В Центре Гавриила, если верить далее сочинителю, художник продолжал рисовать уже не на бумаге и не на досках, он покрывал картинами целые стены. Те немногие, кто успел эти работы увидеть, с трудом находили потом слова для рассказа о нежных, едва проявленных очертаниях, которые необъяснимо сгущались из полупрозрачных переливов. Увы, после некачественного, как это теперь обычно бывает, ремонта краска скоро стала со стен облезать, осыпаться вместе со штукатуркой. На стенах вместо прежних образов сами собой начали возникать картины распада, разрушения, о которых художник не помышлял, и картины эти производили, по свидетельствам некоторых, впечатление ошеломляющее. На них невозможно было просто смотреть долгое время, возбужденно повествовал автор.

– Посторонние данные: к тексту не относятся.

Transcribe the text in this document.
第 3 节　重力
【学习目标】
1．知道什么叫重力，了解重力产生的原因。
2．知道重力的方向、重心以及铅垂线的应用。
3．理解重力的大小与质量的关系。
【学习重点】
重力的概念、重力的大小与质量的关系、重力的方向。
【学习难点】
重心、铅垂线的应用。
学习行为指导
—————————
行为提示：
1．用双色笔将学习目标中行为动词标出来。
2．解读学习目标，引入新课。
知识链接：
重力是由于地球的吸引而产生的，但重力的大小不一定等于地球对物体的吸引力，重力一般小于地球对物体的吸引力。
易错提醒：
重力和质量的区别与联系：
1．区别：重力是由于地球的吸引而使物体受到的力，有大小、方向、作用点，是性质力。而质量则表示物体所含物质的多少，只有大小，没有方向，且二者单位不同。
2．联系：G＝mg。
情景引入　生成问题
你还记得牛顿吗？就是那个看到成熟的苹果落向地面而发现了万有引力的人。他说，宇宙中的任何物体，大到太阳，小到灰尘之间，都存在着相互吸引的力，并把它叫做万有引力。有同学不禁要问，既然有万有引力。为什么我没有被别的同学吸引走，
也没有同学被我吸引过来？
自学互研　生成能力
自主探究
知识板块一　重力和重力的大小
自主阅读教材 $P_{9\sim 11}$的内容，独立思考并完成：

Зритель поневоле втягивался в них и оказывался внутри пугающего мира, где никого, кроме него, не было, где части не связывались друг с другом, где терялось представление о верхе и низе. Этот мир был лишен постоянных координат. Земля уходила из-под ног, голова начинала идти кругом. Ненадолго возникал старый дом и тут же уходил в развороченную землю, сквозь него прорастали растительные формы. В разных сюжетах без видимой связи возникали фрагменты разрушенного города, обломки предметов, осколки посуды, обесформленная детская коляска свисала с покореженных металлических конструкций, и конструкции эти не просто срастались — прорастали одна в другую, соединенные ржавчиной навсегда, так, что уже было не определить, чем они были по отдельности. Если зритель вовремя не успевал опомниться, он страдальчески застревал в сгустках, комках, осыпях, в не проходимом месиве золы и грязи.
Надо признать, созданные фантазией сочинителя картины производили изрядное впечатление, следовало воздать должное его изобразительному мастерству, но к Иннокентию они, во всяком случае, отношения не имели. Как и попутные теоретизирования литератора о современной «эстетике разложения», о трагизме гения, для которого лабиринты душевного ада отождествляются с драмой времени.